In his new piano concerto Thomas Ades’s inspiration has completely dried up

Plus: the Wigmore Hall’s Weinberg Focus did nothing to dispel the notion that the Soviet composer was Shostakovich-lite

issue 02 November 2019

There’s nothing like a good piano concerto and, sad to relate, Thomas Adès’s long-awaited first proper attempt at the genre is nothing like a good piano concerto. Not in the version we heard at its UK première in the Royal Festival Hall, anyway. What a disappointment! Perhaps Adès can rescue it, but he’d have to hack away at the score as ruthlessly as Bruckner dismantling his Third Symphony.
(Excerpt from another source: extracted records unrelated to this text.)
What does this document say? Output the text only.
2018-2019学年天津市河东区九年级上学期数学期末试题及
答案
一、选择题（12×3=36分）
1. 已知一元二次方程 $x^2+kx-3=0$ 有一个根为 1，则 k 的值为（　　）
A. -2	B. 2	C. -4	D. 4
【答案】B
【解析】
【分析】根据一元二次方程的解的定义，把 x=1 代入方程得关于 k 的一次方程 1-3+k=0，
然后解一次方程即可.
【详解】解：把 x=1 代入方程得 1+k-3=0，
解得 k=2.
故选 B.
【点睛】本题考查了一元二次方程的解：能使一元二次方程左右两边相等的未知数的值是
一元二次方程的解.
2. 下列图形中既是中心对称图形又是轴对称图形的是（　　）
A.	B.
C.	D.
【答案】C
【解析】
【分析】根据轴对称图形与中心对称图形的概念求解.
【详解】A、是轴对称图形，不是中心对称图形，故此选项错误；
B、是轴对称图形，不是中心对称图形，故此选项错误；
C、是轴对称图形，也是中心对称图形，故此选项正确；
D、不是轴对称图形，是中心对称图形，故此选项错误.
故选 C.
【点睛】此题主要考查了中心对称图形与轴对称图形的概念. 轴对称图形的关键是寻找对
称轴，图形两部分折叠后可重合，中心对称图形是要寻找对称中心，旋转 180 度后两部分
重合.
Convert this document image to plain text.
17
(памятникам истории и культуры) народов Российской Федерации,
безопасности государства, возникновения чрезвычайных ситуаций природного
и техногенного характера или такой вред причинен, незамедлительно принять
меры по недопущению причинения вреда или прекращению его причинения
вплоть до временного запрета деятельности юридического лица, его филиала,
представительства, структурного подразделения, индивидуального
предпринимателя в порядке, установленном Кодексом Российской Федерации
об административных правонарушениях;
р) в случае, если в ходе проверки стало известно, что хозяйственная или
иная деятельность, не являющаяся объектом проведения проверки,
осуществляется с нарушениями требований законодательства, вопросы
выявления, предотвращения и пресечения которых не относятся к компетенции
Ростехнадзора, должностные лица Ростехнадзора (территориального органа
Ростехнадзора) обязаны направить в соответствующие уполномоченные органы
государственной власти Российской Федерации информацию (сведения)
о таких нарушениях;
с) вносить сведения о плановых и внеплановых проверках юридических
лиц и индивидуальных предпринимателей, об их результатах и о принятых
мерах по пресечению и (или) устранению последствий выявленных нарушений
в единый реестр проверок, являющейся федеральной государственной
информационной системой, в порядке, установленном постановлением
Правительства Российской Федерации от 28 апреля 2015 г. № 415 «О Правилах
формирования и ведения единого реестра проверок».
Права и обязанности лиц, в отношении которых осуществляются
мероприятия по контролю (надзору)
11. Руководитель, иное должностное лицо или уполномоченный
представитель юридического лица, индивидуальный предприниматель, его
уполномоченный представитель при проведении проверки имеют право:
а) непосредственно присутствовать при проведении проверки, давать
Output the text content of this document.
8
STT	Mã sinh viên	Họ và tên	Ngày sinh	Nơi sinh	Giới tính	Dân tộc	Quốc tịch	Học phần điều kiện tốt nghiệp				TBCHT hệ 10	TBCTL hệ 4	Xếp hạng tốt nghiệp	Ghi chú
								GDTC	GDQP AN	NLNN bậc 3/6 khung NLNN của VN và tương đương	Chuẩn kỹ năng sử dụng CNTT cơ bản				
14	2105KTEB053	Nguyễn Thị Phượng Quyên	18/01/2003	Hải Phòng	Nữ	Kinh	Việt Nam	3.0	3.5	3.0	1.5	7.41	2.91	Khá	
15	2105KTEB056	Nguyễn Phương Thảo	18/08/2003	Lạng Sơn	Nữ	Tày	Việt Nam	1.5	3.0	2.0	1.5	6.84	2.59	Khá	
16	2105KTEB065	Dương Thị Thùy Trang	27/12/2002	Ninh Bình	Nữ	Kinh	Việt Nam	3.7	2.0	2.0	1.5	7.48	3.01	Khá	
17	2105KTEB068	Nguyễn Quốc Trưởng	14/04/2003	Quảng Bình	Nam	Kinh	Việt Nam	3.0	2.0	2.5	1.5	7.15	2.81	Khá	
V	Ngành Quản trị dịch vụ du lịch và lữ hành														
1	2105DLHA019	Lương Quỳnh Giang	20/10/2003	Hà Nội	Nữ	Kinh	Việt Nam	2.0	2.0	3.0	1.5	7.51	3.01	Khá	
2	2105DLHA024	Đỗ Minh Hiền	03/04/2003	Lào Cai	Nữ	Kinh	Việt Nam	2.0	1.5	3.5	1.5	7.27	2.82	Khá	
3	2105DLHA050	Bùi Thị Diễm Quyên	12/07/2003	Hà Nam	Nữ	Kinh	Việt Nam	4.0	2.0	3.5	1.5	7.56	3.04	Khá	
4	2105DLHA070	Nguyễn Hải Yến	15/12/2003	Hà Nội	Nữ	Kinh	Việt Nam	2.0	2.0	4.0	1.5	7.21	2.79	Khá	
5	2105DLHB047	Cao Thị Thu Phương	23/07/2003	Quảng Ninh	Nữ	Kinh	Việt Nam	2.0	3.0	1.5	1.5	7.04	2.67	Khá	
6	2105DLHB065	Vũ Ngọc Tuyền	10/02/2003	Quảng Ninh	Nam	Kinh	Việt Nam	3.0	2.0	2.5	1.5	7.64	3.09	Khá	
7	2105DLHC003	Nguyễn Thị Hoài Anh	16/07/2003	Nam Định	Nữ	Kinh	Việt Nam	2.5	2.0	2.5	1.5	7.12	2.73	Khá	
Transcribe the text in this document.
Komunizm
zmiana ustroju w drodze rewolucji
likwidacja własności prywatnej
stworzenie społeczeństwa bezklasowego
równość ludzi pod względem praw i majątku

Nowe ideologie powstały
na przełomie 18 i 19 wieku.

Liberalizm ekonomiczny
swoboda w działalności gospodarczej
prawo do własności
That work wasn’t necessarily improved by its revisions but, honestly, almost anything would be an improvement on the first two movements of the 21-minute concerto performed by Kirill Gerstein and the LPO conducted by the composer.

You knew there was something wrong after ten seconds. The piano played a rapid sequence of notes against a busy orchestral accompaniment. It felt like we’d been dropped right into the middle of things. Gyorgy Ligeti’s Piano Concerto of 1988 does much the same thing; in fact, it’s hard to think of two pieces of music whose opening bars sound so similar.